Sunday, 7 March 2010

I Will Destroy Britain's Enemies As Soon As They Agree Not To Be Mean To Me

I'm sure there's plenty of wailing and rending of garments over Nick Griffin's refusal to return to our screens in order to debate the issues facing the constituents of Barking and Dagenham, but if you can manage to hear yourself think over the sound of an entire country gnashing it's teeth in tear-soaked rage at out loss, the news does raise one important question.

How can a man simultaneously argue that he is the spiritual successor to Churchill, destined to take power and sweep the multitudinous riff-raff from our proud nation in order to forge it into the steel-clad bastion of stiff-upper-lipped virtue it apparently always was until those swarthy colonials descended, and then go on to complain he won't slap his ugly mug back on TV to make his voice heard if he thinks it's unfair?

I have this thought about American conservatives a lot, as well. Just how long can anyone expect to push the line that their strength and resolve are too great for the "extreme left" to hold back, but also that people are cheating by making them look mean and it's not fair?

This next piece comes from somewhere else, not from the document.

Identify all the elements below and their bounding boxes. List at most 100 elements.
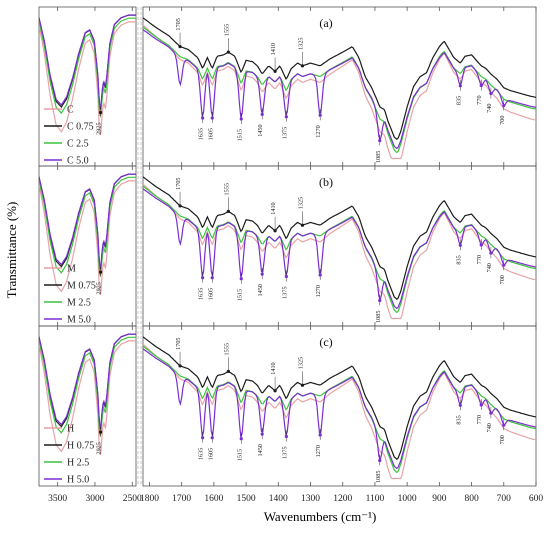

To be sure, the tactic seems to work; apparently because there are plenty of people in this country and across the Atlantic willing to believe that their superior strength and dedication would be obvious if only much weaker people weren't so totally oppressing them. And, as I've noted before (as have many other people, far earlier and far better, of course), entire nations have been run on this exact principle before (take the GDR, for example).

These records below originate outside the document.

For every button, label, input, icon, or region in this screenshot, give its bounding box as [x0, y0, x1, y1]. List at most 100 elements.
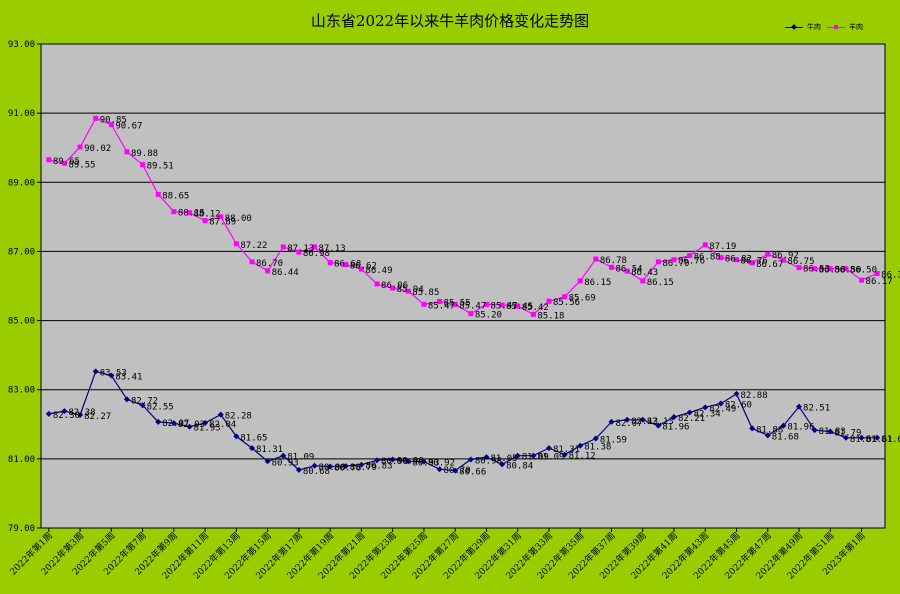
data-label: 82.21 — [678, 414, 705, 424]
data-point — [217, 411, 224, 418]
data-point — [202, 419, 209, 426]
data-label: 81.79 — [834, 429, 861, 439]
data-label: 88.65 — [162, 191, 189, 201]
data-label: 90.85 — [100, 115, 127, 125]
data-label: 82.07 — [162, 419, 189, 429]
data-label: 89.55 — [68, 160, 95, 170]
data-point — [671, 257, 677, 263]
data-point — [734, 257, 740, 263]
data-label: 80.98 — [475, 457, 502, 467]
data-label: 90.02 — [84, 144, 111, 154]
data-label: 81.09 — [537, 453, 564, 463]
data-label: 88.00 — [225, 214, 252, 224]
y-tick-label: 93.00 — [8, 40, 35, 50]
data-point — [374, 281, 380, 287]
data-point — [77, 411, 84, 418]
data-point — [77, 144, 83, 150]
data-label: 82.28 — [225, 412, 252, 422]
data-point — [420, 458, 427, 465]
data-label: 81.12 — [569, 452, 596, 462]
data-point — [639, 416, 646, 423]
data-label: 81.61 — [866, 435, 893, 445]
y-tick-label: 91.00 — [8, 109, 35, 119]
data-point — [577, 442, 584, 449]
data-point — [640, 278, 646, 284]
data-label: 80.83 — [365, 462, 392, 472]
data-label: 87.89 — [209, 218, 236, 228]
data-point — [796, 403, 803, 410]
data-point — [108, 372, 115, 379]
data-label: 86.70 — [662, 259, 689, 269]
data-label: 81.31 — [256, 445, 283, 455]
data-point — [437, 299, 443, 305]
data-point — [123, 396, 130, 403]
data-label: 87.19 — [709, 242, 736, 252]
data-point — [233, 433, 240, 440]
data-point — [124, 149, 130, 155]
data-point — [108, 122, 114, 128]
legend: 牛肉 羊肉 — [785, 22, 867, 36]
data-point — [249, 445, 255, 452]
data-label: 80.93 — [412, 458, 439, 468]
data-point — [405, 288, 411, 294]
data-point — [61, 160, 67, 166]
data-label: 80.92 — [428, 459, 455, 469]
data-point — [93, 115, 99, 121]
data-point — [765, 251, 771, 257]
data-label: 82.49 — [709, 404, 736, 414]
data-point — [686, 409, 693, 416]
data-label: 80.78 — [334, 463, 361, 473]
data-point — [467, 456, 474, 463]
data-label: 85.42 — [522, 303, 549, 313]
data-point — [468, 311, 474, 317]
data-point — [624, 268, 630, 274]
data-point — [358, 266, 364, 272]
data-point — [374, 457, 381, 464]
data-point — [749, 425, 756, 432]
data-label: 82.55 — [147, 402, 174, 412]
data-label: 82.60 — [725, 401, 752, 411]
data-point — [155, 191, 161, 197]
data-point — [295, 466, 302, 473]
data-point — [827, 428, 834, 435]
data-label: 89.88 — [131, 149, 158, 159]
data-point — [405, 458, 412, 465]
data-label: 86.68 — [334, 259, 361, 269]
y-tick-label: 81.00 — [8, 455, 35, 465]
data-point — [842, 434, 849, 441]
data-label: 86.88 — [694, 253, 721, 263]
data-point — [718, 255, 724, 261]
data-label: 85.47 — [459, 301, 486, 311]
data-point — [702, 242, 708, 248]
data-point — [733, 390, 740, 397]
data-label: 85.56 — [553, 298, 580, 308]
data-label: 82.07 — [615, 419, 642, 429]
data-point — [170, 420, 177, 427]
data-point — [780, 422, 787, 429]
data-point — [436, 466, 443, 473]
data-point — [545, 445, 552, 452]
data-point — [796, 265, 802, 271]
data-point — [624, 416, 631, 423]
data-label: 83.41 — [115, 373, 142, 383]
data-label: 81.68 — [772, 432, 799, 442]
data-point — [233, 241, 239, 247]
data-label: 86.76 — [678, 257, 705, 267]
data-point — [874, 271, 880, 277]
data-point — [843, 266, 849, 272]
data-point — [499, 302, 505, 308]
data-label: 86.36 — [881, 271, 900, 281]
data-point — [655, 422, 662, 429]
data-point — [561, 451, 568, 458]
data-point — [483, 301, 489, 307]
data-label: 89.51 — [147, 162, 174, 172]
data-point — [155, 418, 162, 425]
data-point — [61, 408, 68, 415]
data-point — [311, 462, 318, 469]
data-label: 86.15 — [647, 278, 674, 288]
data-point — [452, 301, 458, 307]
data-label: 86.67 — [756, 260, 783, 270]
data-point — [280, 452, 287, 459]
data-label: 82.38 — [68, 408, 95, 418]
data-point — [530, 311, 536, 317]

I guess it's just one more part of human nature that I don't get.

3 comments:

Chemie said...

Where do you get the GDR idea from?

SpaceSquid said...

Mainly from the Stasi's insistence that the GDR was so unquestionably superior to all other countries ever that they had to make sure no-one destroyed it by being a bit mean to their leaders, or what have you. The usual nonsense doublethink from oppressive regimes.

Chemie said...

I think you are confusing standard paranoia and totalitarianism with a victim mentality. The BNP claim they are being victimised and silenced. The DDR never claimed that. The leadership thought the DDR was the best, the strongest and they showed it off as much as possible. Excuses were very rare - admitting western influences had inhibited their progression would have indicated failure. These people didn't even admit that the jeans or cola they made were copied from the west. So people disagreed with the SED; those people disappeared quietly and with minimal public attention. They weren't pointed out as the cause of all the country's ills or the reason for lack of progression. The SED were mostly devout communists, who often believed their own schtick. They didn't think so called western subversion was 'unfair' or 'mean' or 'unnecessary', they probably thought it was to be expected - after all they were just as guilty of espionage in the west.